These changes are the first in a series of such measures that will affect all the company’s vehicle and component assembly plants during the first quarter of 2007, according to Freightliner; as many as 4,000 production and related workers may be affected.

All manufacturers of heavy and medium trucks, as well as the suppliers of components used in their assembly, are facing a dramatic reduction in volumes. According to Freightliner, truck buyers in all markets are showing hesitation to purchase trucks equipped with the new engine technology necessary to meet the Environmental Protection Agency’s diesel exhaust emissions standards that go into effect in Canada and the United States on Jan. 1.

Depending on specification and weight class, Freightliner says its vehicles are subjected to price increases ranging from $4,600 to $12,500, before application of taxes, for the new engines. The truck maker says the costs associated with the low-emissions initiative are borne almost entirely by the truck manufacturing industry’s employees, suppliers, shareholders and dealers.

“Work force reductions are always the last thing any of us want to do,” says Chris Patterson, president and chief executive officer of Portland, Ore.-based Freightliner. “Unfortunately, it has become necessary at this point, as the entire industry is dealing with an extraordinary market situation.

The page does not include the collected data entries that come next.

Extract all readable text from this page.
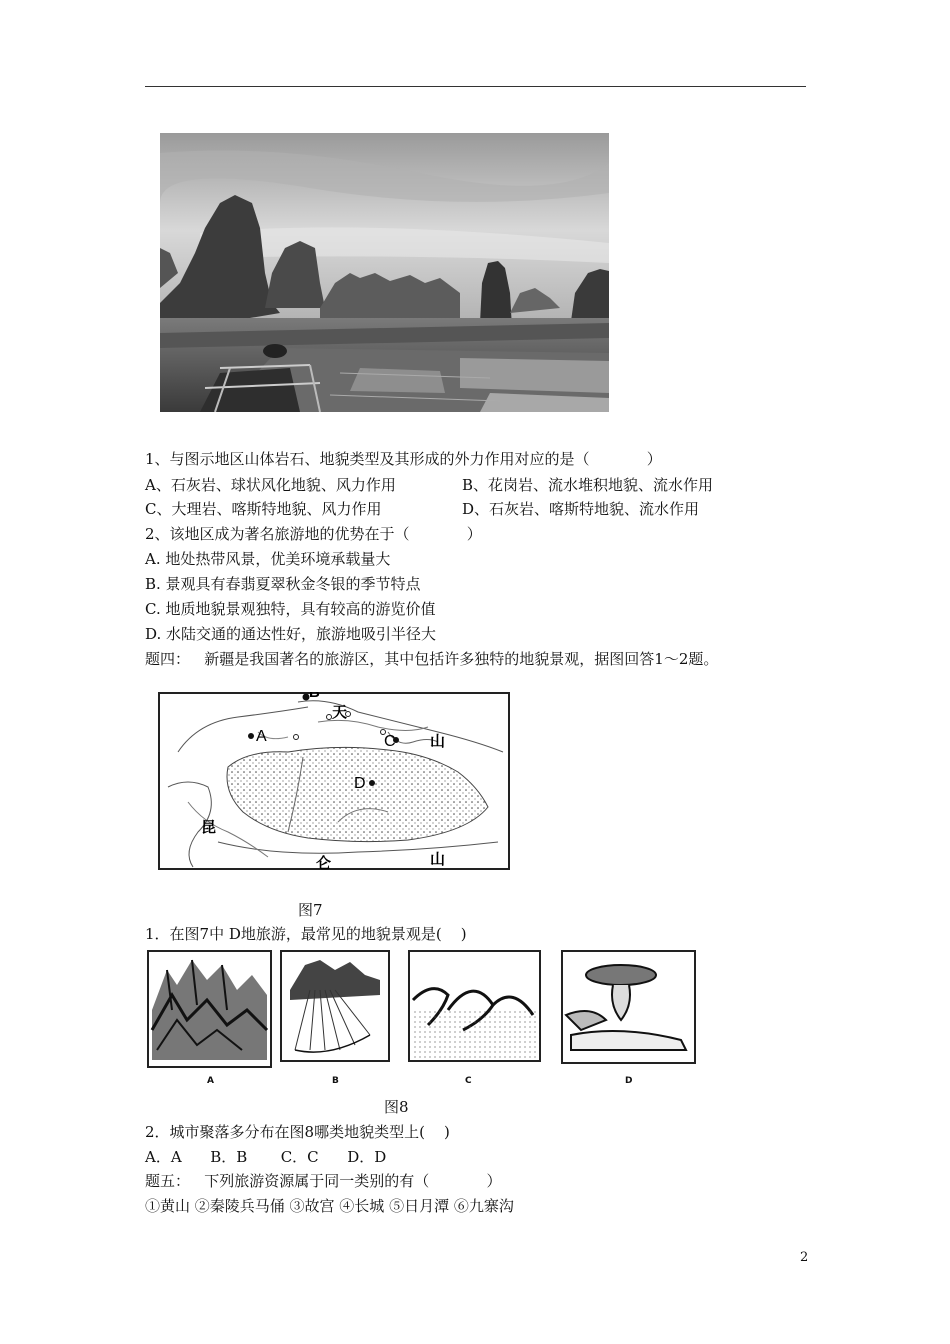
1、与图示地区山体岩石、地貌类型及其形成的外力作用对应的是（            ）
A、石灰岩、球状风化地貌、风力作用	B、花岗岩、流水堆积地貌、流水作用
C、大理岩、喀斯特地貌、风力作用	D、石灰岩、喀斯特地貌、流水作用
2、该地区成为著名旅游地的优势在于（            ）
A. 地处热带风景，优美环境承载量大
B. 景观具有春翡夏翠秋金冬银的季节特点
C. 地质地貌景观独特，具有较高的游览价值
D. 水陆交通的通达性好，旅游地吸引半径大
题四：   新疆是我国著名的旅游区，其中包括许多独特的地貌景观，据图回答1～2题。
B
A	C
D
天
山
昆
仑	山
图7
1．在图7中 D地旅游，最常见的地貌景观是(    )
A	B	C	D
图8
2．城市聚落多分布在图8哪类地貌类型上(    )
A．A      B．B       C．C      D．D
题五：   下列旅游资源属于同一类别的有（            ）
①黄山 ②秦陵兵马俑 ③故宫 ④长城 ⑤日月潭 ⑥九寨沟
2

“We will continue to monitor the market closely and make adjustments accordingly, but we anticipate further reductions of up to 3,200 workers in the first few months of 2007,” Patterson says. “We are anticipating that demand will begin to recover in the second half of the year, as our customers gain confidence in the new technology, and their existing vehicles suffer the effects of aging. We expect to be able to make some positive work force adjustments at that time.”